Despite not one but two interest rate hikes by the Reserve Bank of New Zealand this year, the New Zealand dollar has tumbled nearly 11% against its U.S. rival since early July. Interestingly, ENZL, which is chock full of companies that previously bemoaned the strong kiwi is off 8.4% over the same period. [New Zealand ETF Likes Rate Hike]
“Meanwhile, the performance of the New Zealand dollar (or kiwi) both bilaterally vis-a-vis its American rival and multilaterally on a real effective, trade-weighted basis turned negative in mid-July. Yet, kiwi’s depreciation, in spite of relatively high domestic interest rates, should eventually improve the nation’s competitiveness abroad, enhancing the prospects for a reversal in the deteriorating pattern of the trade balance in the months ahead,” said S&P Capital IQ in a recent research note.

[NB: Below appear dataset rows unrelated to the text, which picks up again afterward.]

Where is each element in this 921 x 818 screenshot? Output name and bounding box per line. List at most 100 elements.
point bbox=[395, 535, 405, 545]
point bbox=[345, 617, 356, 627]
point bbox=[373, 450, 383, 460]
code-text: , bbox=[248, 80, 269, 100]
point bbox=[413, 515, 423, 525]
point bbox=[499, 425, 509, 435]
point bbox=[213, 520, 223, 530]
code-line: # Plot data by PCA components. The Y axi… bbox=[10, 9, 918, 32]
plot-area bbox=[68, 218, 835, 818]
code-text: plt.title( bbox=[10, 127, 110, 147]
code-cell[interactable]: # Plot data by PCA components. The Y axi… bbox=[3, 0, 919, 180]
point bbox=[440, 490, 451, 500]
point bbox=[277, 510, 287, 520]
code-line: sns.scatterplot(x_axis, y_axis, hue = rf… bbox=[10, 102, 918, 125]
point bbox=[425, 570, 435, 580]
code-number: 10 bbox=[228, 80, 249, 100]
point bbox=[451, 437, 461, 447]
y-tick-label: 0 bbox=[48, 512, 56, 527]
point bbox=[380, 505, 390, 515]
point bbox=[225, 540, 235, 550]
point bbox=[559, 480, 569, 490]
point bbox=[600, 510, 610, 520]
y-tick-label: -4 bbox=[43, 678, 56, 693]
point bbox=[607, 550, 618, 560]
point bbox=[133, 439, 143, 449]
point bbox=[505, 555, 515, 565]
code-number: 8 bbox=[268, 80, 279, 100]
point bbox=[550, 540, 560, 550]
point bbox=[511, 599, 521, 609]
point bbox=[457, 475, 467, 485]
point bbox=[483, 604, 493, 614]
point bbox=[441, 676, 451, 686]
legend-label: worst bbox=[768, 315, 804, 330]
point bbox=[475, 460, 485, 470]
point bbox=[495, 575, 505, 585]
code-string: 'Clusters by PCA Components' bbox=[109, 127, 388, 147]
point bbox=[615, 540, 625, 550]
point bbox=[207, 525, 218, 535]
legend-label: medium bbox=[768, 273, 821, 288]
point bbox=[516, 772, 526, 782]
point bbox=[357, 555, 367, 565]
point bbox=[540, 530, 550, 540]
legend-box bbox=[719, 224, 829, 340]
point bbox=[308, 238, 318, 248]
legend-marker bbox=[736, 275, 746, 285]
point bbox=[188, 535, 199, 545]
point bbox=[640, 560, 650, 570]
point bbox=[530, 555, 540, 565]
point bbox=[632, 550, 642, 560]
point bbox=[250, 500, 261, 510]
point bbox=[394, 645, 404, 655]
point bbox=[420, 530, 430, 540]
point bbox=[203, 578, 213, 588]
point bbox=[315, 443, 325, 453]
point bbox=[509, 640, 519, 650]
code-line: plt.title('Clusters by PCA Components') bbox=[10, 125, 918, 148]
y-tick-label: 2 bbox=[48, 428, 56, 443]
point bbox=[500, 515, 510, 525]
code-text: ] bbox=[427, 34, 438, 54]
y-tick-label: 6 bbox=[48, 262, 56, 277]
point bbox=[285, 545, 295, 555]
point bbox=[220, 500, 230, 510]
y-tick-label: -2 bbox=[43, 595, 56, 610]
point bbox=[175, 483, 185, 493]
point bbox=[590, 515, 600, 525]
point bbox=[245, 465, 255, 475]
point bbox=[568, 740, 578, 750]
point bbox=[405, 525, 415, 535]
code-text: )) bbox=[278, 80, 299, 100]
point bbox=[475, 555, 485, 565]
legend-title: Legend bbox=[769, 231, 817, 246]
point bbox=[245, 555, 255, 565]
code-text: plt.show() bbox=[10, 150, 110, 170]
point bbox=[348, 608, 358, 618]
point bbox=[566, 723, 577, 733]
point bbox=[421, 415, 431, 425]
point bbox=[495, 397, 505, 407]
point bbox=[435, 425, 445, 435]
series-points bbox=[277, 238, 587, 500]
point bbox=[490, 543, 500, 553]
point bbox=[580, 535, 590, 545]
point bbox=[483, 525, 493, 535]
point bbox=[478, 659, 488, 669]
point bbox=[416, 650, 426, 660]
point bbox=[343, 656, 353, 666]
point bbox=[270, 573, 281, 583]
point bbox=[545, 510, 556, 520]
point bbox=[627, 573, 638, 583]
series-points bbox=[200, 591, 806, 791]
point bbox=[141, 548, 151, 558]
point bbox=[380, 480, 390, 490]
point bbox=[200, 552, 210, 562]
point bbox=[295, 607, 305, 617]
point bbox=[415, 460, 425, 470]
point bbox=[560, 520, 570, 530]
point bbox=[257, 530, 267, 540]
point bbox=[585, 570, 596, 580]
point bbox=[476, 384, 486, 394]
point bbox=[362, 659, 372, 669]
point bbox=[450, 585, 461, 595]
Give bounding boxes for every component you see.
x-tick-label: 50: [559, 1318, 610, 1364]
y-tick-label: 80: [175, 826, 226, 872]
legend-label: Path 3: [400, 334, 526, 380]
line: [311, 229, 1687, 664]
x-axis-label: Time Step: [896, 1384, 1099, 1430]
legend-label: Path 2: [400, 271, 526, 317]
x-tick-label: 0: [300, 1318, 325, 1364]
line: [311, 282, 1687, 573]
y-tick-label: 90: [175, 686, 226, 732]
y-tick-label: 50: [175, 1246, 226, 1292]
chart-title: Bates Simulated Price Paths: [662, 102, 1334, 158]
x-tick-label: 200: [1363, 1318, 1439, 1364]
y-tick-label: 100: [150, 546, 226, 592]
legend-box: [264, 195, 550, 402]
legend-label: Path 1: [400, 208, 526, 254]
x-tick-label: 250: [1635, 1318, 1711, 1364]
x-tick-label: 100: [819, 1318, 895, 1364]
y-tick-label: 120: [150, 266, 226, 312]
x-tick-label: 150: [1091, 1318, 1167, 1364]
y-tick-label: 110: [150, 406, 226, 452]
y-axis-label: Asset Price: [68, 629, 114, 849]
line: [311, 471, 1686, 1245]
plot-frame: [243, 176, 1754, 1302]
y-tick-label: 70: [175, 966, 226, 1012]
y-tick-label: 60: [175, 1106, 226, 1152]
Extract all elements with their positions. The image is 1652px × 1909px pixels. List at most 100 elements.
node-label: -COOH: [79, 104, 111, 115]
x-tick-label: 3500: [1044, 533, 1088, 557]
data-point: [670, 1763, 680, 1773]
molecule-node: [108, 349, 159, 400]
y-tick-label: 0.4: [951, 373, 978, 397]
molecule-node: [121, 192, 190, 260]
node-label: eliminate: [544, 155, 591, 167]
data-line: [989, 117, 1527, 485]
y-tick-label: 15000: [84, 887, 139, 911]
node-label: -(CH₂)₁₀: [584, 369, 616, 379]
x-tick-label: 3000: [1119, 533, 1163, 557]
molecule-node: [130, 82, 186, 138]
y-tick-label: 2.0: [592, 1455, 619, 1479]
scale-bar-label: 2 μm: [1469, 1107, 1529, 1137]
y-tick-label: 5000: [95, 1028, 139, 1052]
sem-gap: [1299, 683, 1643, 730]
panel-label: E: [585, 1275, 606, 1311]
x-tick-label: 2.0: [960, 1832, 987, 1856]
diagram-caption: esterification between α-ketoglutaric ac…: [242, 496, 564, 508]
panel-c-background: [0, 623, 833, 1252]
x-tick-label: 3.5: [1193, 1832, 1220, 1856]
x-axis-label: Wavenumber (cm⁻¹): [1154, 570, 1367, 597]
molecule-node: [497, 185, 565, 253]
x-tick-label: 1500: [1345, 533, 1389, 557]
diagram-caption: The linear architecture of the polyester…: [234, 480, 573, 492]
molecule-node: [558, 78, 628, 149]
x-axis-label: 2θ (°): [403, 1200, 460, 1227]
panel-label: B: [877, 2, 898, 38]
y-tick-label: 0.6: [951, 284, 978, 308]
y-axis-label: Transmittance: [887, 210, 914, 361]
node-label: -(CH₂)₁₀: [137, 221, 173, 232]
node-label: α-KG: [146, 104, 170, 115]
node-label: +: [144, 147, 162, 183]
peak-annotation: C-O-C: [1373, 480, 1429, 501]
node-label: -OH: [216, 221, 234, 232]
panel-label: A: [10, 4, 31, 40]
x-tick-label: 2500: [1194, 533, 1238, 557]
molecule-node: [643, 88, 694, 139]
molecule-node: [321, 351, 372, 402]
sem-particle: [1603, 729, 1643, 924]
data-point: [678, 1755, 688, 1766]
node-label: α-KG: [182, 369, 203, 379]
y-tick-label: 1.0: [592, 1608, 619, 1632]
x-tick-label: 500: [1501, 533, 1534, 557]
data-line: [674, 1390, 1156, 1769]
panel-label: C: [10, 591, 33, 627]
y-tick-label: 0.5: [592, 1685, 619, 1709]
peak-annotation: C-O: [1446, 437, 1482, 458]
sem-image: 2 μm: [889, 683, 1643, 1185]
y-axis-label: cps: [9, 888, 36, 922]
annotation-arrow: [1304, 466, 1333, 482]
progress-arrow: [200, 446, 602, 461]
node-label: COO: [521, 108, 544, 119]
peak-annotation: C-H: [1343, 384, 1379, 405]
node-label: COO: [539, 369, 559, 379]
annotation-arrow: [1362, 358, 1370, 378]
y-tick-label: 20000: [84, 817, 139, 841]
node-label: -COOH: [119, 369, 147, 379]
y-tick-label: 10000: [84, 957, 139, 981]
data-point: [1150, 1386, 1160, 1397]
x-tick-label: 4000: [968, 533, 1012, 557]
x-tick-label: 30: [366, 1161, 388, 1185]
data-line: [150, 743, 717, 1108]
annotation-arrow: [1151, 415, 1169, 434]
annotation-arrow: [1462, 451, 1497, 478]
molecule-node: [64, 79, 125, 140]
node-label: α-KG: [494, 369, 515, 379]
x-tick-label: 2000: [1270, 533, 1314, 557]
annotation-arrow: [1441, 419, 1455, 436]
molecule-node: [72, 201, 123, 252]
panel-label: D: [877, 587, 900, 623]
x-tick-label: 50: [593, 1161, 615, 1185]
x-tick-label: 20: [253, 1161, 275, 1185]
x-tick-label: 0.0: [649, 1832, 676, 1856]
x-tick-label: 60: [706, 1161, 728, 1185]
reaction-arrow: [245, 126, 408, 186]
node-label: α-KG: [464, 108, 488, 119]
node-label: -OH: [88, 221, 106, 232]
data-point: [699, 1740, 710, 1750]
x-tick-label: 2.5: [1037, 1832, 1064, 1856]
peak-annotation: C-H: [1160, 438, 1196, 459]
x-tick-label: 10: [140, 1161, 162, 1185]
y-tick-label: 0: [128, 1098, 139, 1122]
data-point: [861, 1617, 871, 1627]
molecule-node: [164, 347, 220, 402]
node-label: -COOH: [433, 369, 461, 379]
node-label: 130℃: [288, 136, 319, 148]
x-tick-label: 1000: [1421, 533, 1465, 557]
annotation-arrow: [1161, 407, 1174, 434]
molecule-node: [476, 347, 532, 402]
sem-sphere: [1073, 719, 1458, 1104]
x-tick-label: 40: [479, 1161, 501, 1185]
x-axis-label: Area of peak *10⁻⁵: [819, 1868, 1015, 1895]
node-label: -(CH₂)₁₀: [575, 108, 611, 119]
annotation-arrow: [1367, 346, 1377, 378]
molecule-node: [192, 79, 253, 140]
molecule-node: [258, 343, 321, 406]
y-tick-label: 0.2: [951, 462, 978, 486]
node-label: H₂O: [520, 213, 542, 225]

The research firm has an underweight rating on the $140.2 million ENZL. Investors have displayed little patience for a potential ENZL as the kiwi has tumbled. In the third quarter, $16 million has been pulled from ENZL while the iShares MSCI Australia ETF (EWA) has added $21.7 million in new assets. [New Zealand ETF at a Crossroads]
An issue facing New Zealand stocks and ENZL is valuation. While plenty of market observers have noted U.S. stocks are expensive, New Zealand is one of the most richly valued developed markets.
“New Zealand stock exchange’s positive-adjusted, one-year forward price-earnings multiple (p/e) of 17.0x seems comparatively expensive measured against that of Canada (15.8x), US (16.5x) and Australia (14.9x). Furthermore, it exceeds its historical average (15.5x) and its record low (9.8x), despite the fact it is 4.6 points below its all-time high (21.6x),” according to S&P Capital IQ.
If there is a valuation silver lining for New Zealand it is that the market is modestly undervalued against the global benchmark, the S&P Global BMI Index. Additionally, S&P Capital notes Fletcher Building, ENZL’s largest holding at 13% of the ETF’s weight, is undervalued.
Still, investors should acknowledge ENZL’s recent sensitivity to the week kiwi. Last week, RBNZ said it “considers the level of the exchange rate is unjustified and unsustainable, and that it is susceptible to a significant downward adjustment.” RBNZ Governor Graeme Wheeler added “that past experience suggests that, when the New Zealand dollar begins declining from an unjustified and unsustainable level, the ultimate adjustment can be large.”